As the Caps’ 4-1 third period lead quickly eroded on Tuesday night, the feeling of impending doom was all too familiar, the accumulation of years of blown leads and defeats snatched from the jaws of victory, of a team lacking “killer instinct” desperately trying to turtle their way across the finish line with two points.
“Uh oh. Here we go again.”
Except that feeling? That was your lizard brain unable to process all of the games you’ve watched to form a rational expectation and instead falling back on a familiar visceral feeling you’ve taken away from some of them, a version of “The Big Mistake” - “I remember being frustrated before, and I’m frustrated now, therefore this must be a frequent occurrence.”
The reality is that the Caps have, for the most part, been good with leads (and the speed with which you just thought of another game in which they weren’t just proves the point - quick, when’s the last time they unremarkably held a three-goal lead?). To wit, the Caps are 11-1-2 this season when taking a lead into the third period. Not great when looking at pure win % (at least when compared to the rest of the League), but a loss like last night’s is also not by any stretch common (and those 14 leads after 40 minutes are a League-high, giving opponents plenty of opportunities - no team in the East has spent more time defending a lead than the Caps).
In the Laviolette Era, the Caps are 37-3-2 with a two-period lead. Since winning the Cup, they’re 101-8-6. Add the Trotz Era and they’re 250-12-14, and for the entirety of the Ovechkin Era, they’re 478-21-38, an .890 win percentage that trails only the Golden Knights and Penguins.
“Here we go again - another lead after two periods, another win nine out of ten times.”

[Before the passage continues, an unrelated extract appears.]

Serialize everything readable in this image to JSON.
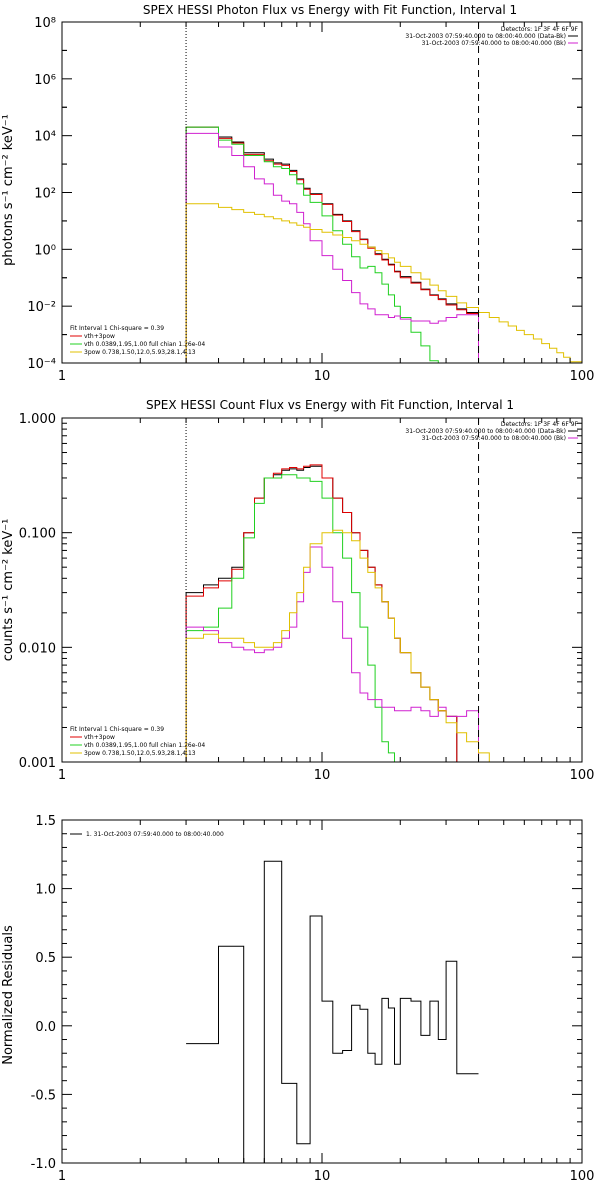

This year, the Caps are outscoring opponents 43-31 when leading (the eighth-best Goals-For percentage in the League, even after being outscored 4-1 while leading last night), and have been particularly good when up a single goal (outscoring their foes 24-10). Over the past three seasons (including this one), the Caps have the League’s best five-on-five expected goals percentage (xGF%) when leading by a goal. You get the point (and the Caps usually get two of ‘em).
To be sure, the Caps have had stretches where they’ve struggled to close out games, and they might be in one now. But don’t expect it to last.
Caps Coach Peter Laviolette: "We stopped playing. That is two games in a row that we've stopped playing in the third period. If you don't punch back, the only thing you are going to do is get punched and we got punched for 20 minutes. It's on us."— Samantha Pell (@SamanthaJPell) December 1, 2021
Tuesday night’s loss was brutal. The Caps were awful with the lead in the third period (for a second-straight game against a top opponent), and that’s tough to swallow. But, fortunately, it’s not something we have to choke down often... even if it feels otherwise.